CINCINNATI — Here’s a preview of what the Hamilton County Commissioners will hear about the taxpayer-funded renovation of Union Terminal next week: It’s should be on schedule, on budget, and the final design plans are good to go.

The Union Terminal Restoration Advisory Committee will provide the commissioners with a project update Monday, and will recommend that the building plans be given final approval to move forward. That approval could come Wednesday, Sept. 14., two days after the presentation.

The $212 million renovation is scheduled to be completed in Fall 2018, according to a project update presented at this week's UTRAC meeting.

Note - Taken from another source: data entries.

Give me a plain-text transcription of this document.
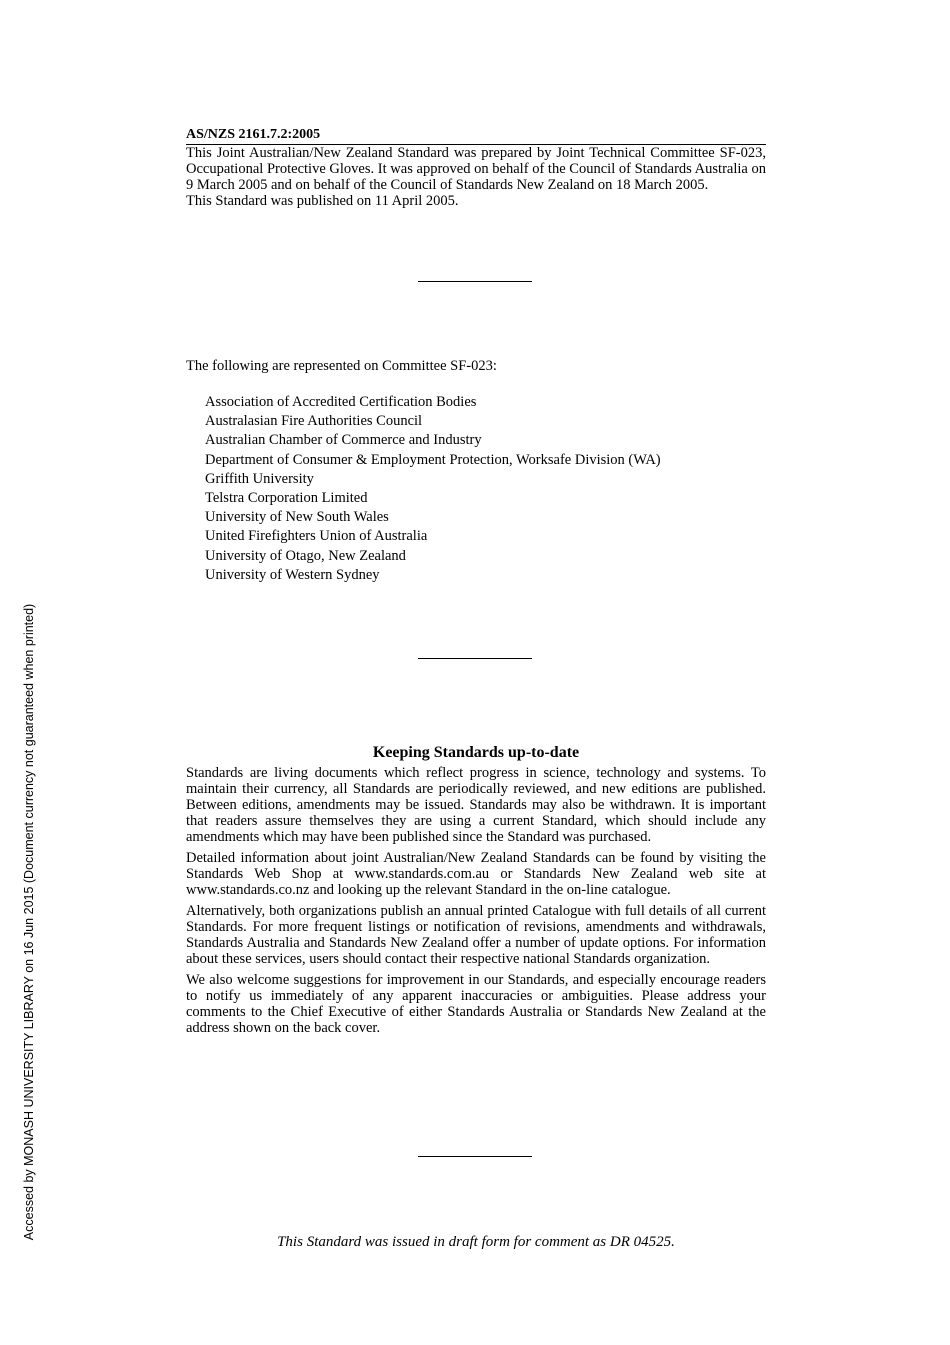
AS/NZS 2161.7.2:2005

This Joint Australian/New Zealand Standard was prepared by Joint Technical Committee SF-023, Occupational Protective Gloves. It was approved on behalf of the Council of Standards Australia on 9 March 2005 and on behalf of the Council of Standards New Zealand on 18 March 2005.

This Standard was published on 11 April 2005.

The following are represented on Committee SF-023:
Association of Accredited Certification Bodies
Australasian Fire Authorities Council
Australian Chamber of Commerce and Industry
Department of Consumer & Employment Protection, Worksafe Division (WA)
Griffith University
Telstra Corporation Limited
University of New South Wales
United Firefighters Union of Australia
University of Otago, New Zealand
University of Western Sydney
Keeping Standards up-to-date

Standards are living documents which reflect progress in science, technology and systems. To maintain their currency, all Standards are periodically reviewed, and new editions are published. Between editions, amendments may be issued. Standards may also be withdrawn. It is important that readers assure themselves they are using a current Standard, which should include any amendments which may have been published since the Standard was purchased.

Detailed information about joint Australian/New Zealand Standards can be found by visiting the Standards Web Shop at www.standards.com.au or Standards New Zealand web site at www.standards.co.nz and looking up the relevant Standard in the on-line catalogue.

Alternatively, both organizations publish an annual printed Catalogue with full details of all current Standards. For more frequent listings or notification of revisions, amendments and withdrawals, Standards Australia and Standards New Zealand offer a number of update options. For information about these services, users should contact their respective national Standards organization.

We also welcome suggestions for improvement in our Standards, and especially encourage readers to notify us immediately of any apparent inaccuracies or ambiguities. Please address your comments to the Chief Executive of either Standards Australia or Standards New Zealand at the address shown on the back cover.

This Standard was issued in draft form for comment as DR 04525.
Accessed by MONASH UNIVERSITY LIBRARY on 16 Jun 2015 (Document currency not guaranteed when printed)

The total project price includes $156 million for construction costs.

Surveying of both the interior and exterior of the 500,000 square-foot building has been completed, and demolition of portions of the interior is already underway. The restoration of the building is scheduled to begin in earnest this fall.

The renovation of Union Terminal will include historic preservation of both the interior and exterior, upgrades to the Losantiville Dining Room, a full cleaning of the rotunda and other areas, and expanded exhibit space. Bathrooms and plumbing fixtures throughout the building will be upgraded.

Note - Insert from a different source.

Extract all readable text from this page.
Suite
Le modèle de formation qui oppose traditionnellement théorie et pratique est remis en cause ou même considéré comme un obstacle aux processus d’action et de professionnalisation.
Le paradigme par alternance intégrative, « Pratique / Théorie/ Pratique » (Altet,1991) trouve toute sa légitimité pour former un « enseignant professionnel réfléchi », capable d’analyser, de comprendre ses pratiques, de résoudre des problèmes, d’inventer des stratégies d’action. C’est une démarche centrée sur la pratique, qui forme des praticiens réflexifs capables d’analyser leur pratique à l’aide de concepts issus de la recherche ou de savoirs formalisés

“On the interior side of the equation, what we have finished looking at over the last year are ways to improve circulation for the visitor experience,” said Elizabeth Pierce, president and CEO of the Cincinnati Museum Center. “What our consumers will be most surprised by is new ways to access portions of the building that were previously more circuitous to get to. There will be additional elevators added to help people move around the building more smoothly.”

The renovation will also include the restoration of the Newsreel Theater, where train travelers once went to be entertained during layovers.

“I think it’s exciting to have the Newsreel Theater coming back online, because it’s a beautiful space and one that people really haven’t been in regularly in probably the last 15 or 20 years,” Pierce said.

UTRAC has already secured $21million in federal grant dollars, but failed to secure more than $3 million in state historic tax credits in the most recent round of awards. UTRAC has already re-applied and expects to hear from the state in December.

The bulk of the funding for the project comes from a five-year, 0.25-percent sales tax increase that voters approved in November 2014. The tax levy has outpaced revenue projections every month since it’s been enacted, generating an average of well over $3 million per month. The tax levy was originally projected to generate about $172 million.

“We’re confident that overall, we’ll have the $212 million we’ll need to do the project,” said Museum Center CFO Jill Berkemeier.

Visitors won't be able to see the Holiday Trains display at Union Terminal this year as renovations will be ongoing.

Duke Energy’s annual holiday train display, Holiday Junction, won’t take place this year because of construction, Pierce said. She was unsure about the status of the Christmas tradition for 2017.